Summary: Week #1 of Advent Conspiracy; "Worship Fully"
FOUR WORDS THAT COULD CHANGE YOUR CHRISTMAS: WORSHIP*
Big Idea: Week #1 of Advent Conspiracy, Worship Fully
So we begin our Advent journey today. You know by now that we are taking our cues from The Advent Conspiracy (www.adventconspiracy.org). We are passionately looking at how we can do Christmas differently this year. We are seeking to instill the season with the meaning we know it should have. We are asking proactive questions that will help us get to the end of the season without an ache of emptiness; without a sense of exasperation and disappointment.
So, to help you with that, I am going to offer you “Four Words That Can Change Your Christmas.” We will focus on one word each week of Advent.
For a hint at today’s word let’s read from Luke 2.
22 When the time of their purification according to the Law of Moses had been completed, Joseph and Mary took him to Jerusalem to present him to the Lord 23 (as it is written in the Law of the Lord, “Every firstborn male is to be consecrated to the Lord”), 24 and to offer a sacrifice in keeping with what is said in the Law of the Lord: “a pair of doves or two young pigeons.”
25 Now there was a man in Jerusalem called Simeon, who was righteous and devout. He was waiting for the consolation of Israel, and the Holy Spirit was upon him. 26 It had been revealed to him by the Holy Spirit that he would not die before he had seen the Lord’s Christ. 27 Moved by the Spirit, he went into the temple courts. When the parents brought in the child Jesus to do for him what the custom of the Law required, 28 Simeon took him in his arms and praised God, saying: 29 “Sovereign Lord, as you have promised, you now dismiss your servant in peace. 30 For my eyes have seen your salvation, 31 which you have prepared in the sight of all people, 32 a light for revelation to the Gentiles and for glory to your people Israel.”
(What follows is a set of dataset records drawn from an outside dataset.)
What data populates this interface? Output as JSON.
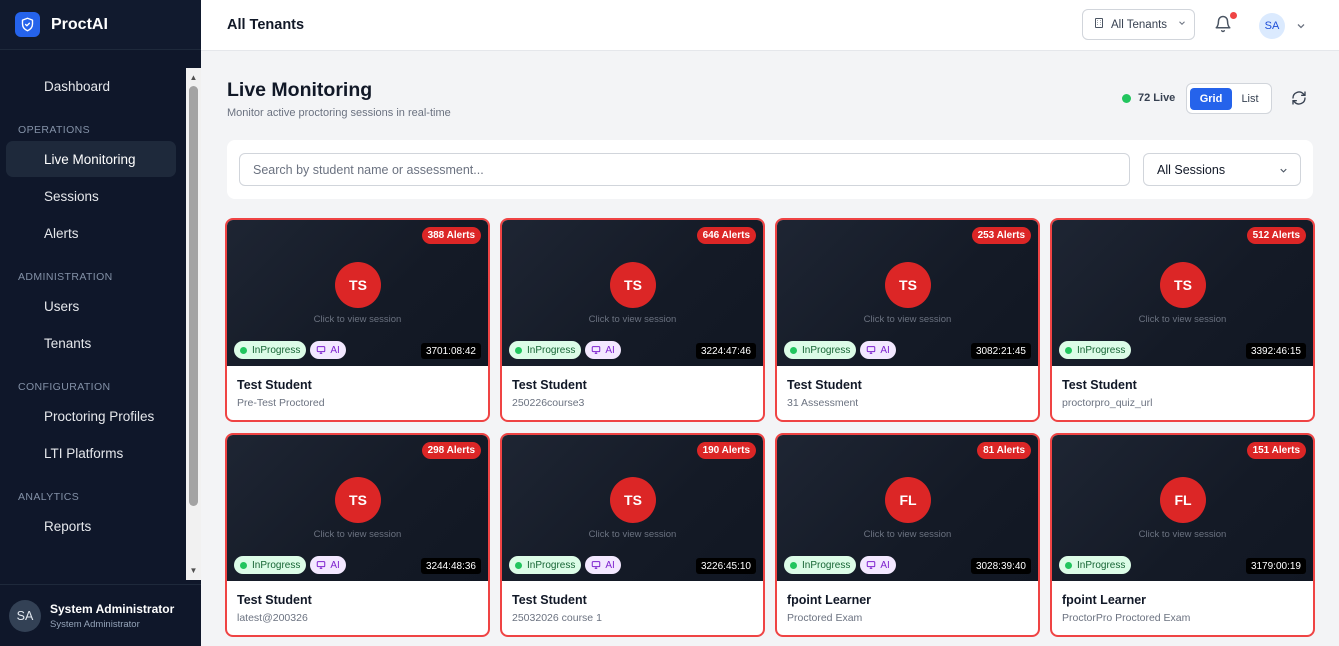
{
  "brand": {
    "name": "ProctAI"
  },
  "sidebar": {
    "items": [
      {
        "label": "Dashboard"
      },
      {
        "section": "OPERATIONS"
      },
      {
        "label": "Live Monitoring",
        "active": true
      },
      {
        "label": "Sessions"
      },
      {
        "label": "Alerts"
      },
      {
        "section": "ADMINISTRATION"
      },
      {
        "label": "Users"
      },
      {
        "label": "Tenants"
      },
      {
        "section": "CONFIGURATION"
      },
      {
        "label": "Proctoring Profiles"
      },
      {
        "label": "LTI Platforms"
      },
      {
        "section": "ANALYTICS"
      },
      {
        "label": "Reports"
      }
    ],
    "user": {
      "initials": "SA",
      "name": "System Administrator",
      "role": "System Administrator"
    }
  },
  "topbar": {
    "title": "All Tenants",
    "tenant_select": "All Tenants",
    "avatar": "SA"
  },
  "main": {
    "title": "Live Monitoring",
    "subtitle": "Monitor active proctoring sessions in real-time",
    "live_count": "72 Live",
    "view_grid": "Grid",
    "view_list": "List",
    "search_placeholder": "Search by student name or assessment...",
    "session_filter": "All Sessions"
  },
  "sessions": [
    {
      "alerts": "388 Alerts",
      "initials": "TS",
      "hint": "Click to view session",
      "status": "InProgress",
      "ai": "AI",
      "timer": "3701:08:42",
      "student": "Test Student",
      "assessment": "Pre-Test Proctored"
    },
    {
      "alerts": "646 Alerts",
      "initials": "TS",
      "hint": "Click to view session",
      "status": "InProgress",
      "ai": "AI",
      "timer": "3224:47:46",
      "student": "Test Student",
      "assessment": "250226course3"
    },
    {
      "alerts": "253 Alerts",
      "initials": "TS",
      "hint": "Click to view session",
      "status": "InProgress",
      "ai": "AI",
      "timer": "3082:21:45",
      "student": "Test Student",
      "assessment": "31 Assessment"
    },
    {
      "alerts": "512 Alerts",
      "initials": "TS",
      "hint": "Click to view session",
      "status": "InProgress",
      "ai": null,
      "timer": "3392:46:15",
      "student": "Test Student",
      "assessment": "proctorpro_quiz_url"
    },
    {
      "alerts": "298 Alerts",
      "initials": "TS",
      "hint": "Click to view session",
      "status": "InProgress",
      "ai": "AI",
      "timer": "3244:48:36",
      "student": "Test Student",
      "assessment": "latest@200326"
    },
    {
      "alerts": "190 Alerts",
      "initials": "TS",
      "hint": "Click to view session",
      "status": "InProgress",
      "ai": "AI",
      "timer": "3226:45:10",
      "student": "Test Student",
      "assessment": "25032026 course 1"
    },
    {
      "alerts": "81 Alerts",
      "initials": "FL",
      "hint": "Click to view session",
      "status": "InProgress",
      "ai": "AI",
      "timer": "3028:39:40",
      "student": "fpoint Learner",
      "assessment": "Proctored Exam"
    },
    {
      "alerts": "151 Alerts",
      "initials": "FL",
      "hint": "Click to view session",
      "status": "InProgress",
      "ai": null,
      "timer": "3179:00:19",
      "student": "fpoint Learner",
      "assessment": "ProctorPro Proctored Exam"
    }
  ],
  "colors": {
    "accent": "#2563eb",
    "alert": "#dc2626",
    "sidebar": "#0f172a",
    "live": "#22c55e"
  },
  "icons": {
    "brand": "shield-icon",
    "tenant": "building-icon",
    "notifications": "bell-icon",
    "refresh": "refresh-icon",
    "ai": "monitor-icon"
  }
}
33 The child’s father and mother marveled at what was said about him. 34 Then Simeon blessed them and said to Mary, his mother: “This child is destined to cause the falling and rising of many in Israel, and to be a sign that will be spoken against, 35 so that the thoughts of many hearts will be revealed. And a sword will pierce your own soul too.”
36 There was also a prophetess, Anna, the daughter of Phanuel, of the tribe of Asher. She was very old; she had lived with her husband seven years after her marriage, 37 and then was a widow until she was eighty-four. She never left the temple but worshiped night and day, fasting and praying. 38 Coming up to them at that very moment, she gave thanks to God and spoke about the child to all who were looking forward to the redemption of Jerusalem.
This story from Jesus’ life takes place a few weeks after his birth. Joseph and Mary are headed to the temple to offer the sacrifices required. As far as they knew, they were initiating this overture -- but we know that God has gone before them don’t we? Even though they have to offer the sacrifice of the poor (pigeons and doves as opposed to a Lamb) they show they will honor God with their livelihood. This sacrifice will not be business as usual. They will not simply go through the rituals and routines as had been done myriad of times before. This event was to be different.
Simeon and Anna also had a “something other” experience that day.
I would encourage you this week to look at this story again. Ask questions (and find answers like:
• How many sacrifices do you suppose were offered at the temple each day?
• If you served at the temple like Anna and Simeon, could it become easy for that service to become mundane and lose its impact?
• Are there principles in the story that might have helped those who served at the temple prevent it from losing its impact?
• What rituals do we have that surround the birth of Jesus?
• Can they (have they) lost some of their impact and significance?
• What has happened to allow them to lose some of their value?
• Are there principles in this story that might help us maintain (or regain) that meaning?
In fact, as you now know, we have set up an interactive blog called “Advent @ the Naz!” where each week during Advent we will post the story and some questions and encourage you to meditate and then engage in the conversation around the posted questions; and any that others may post as well.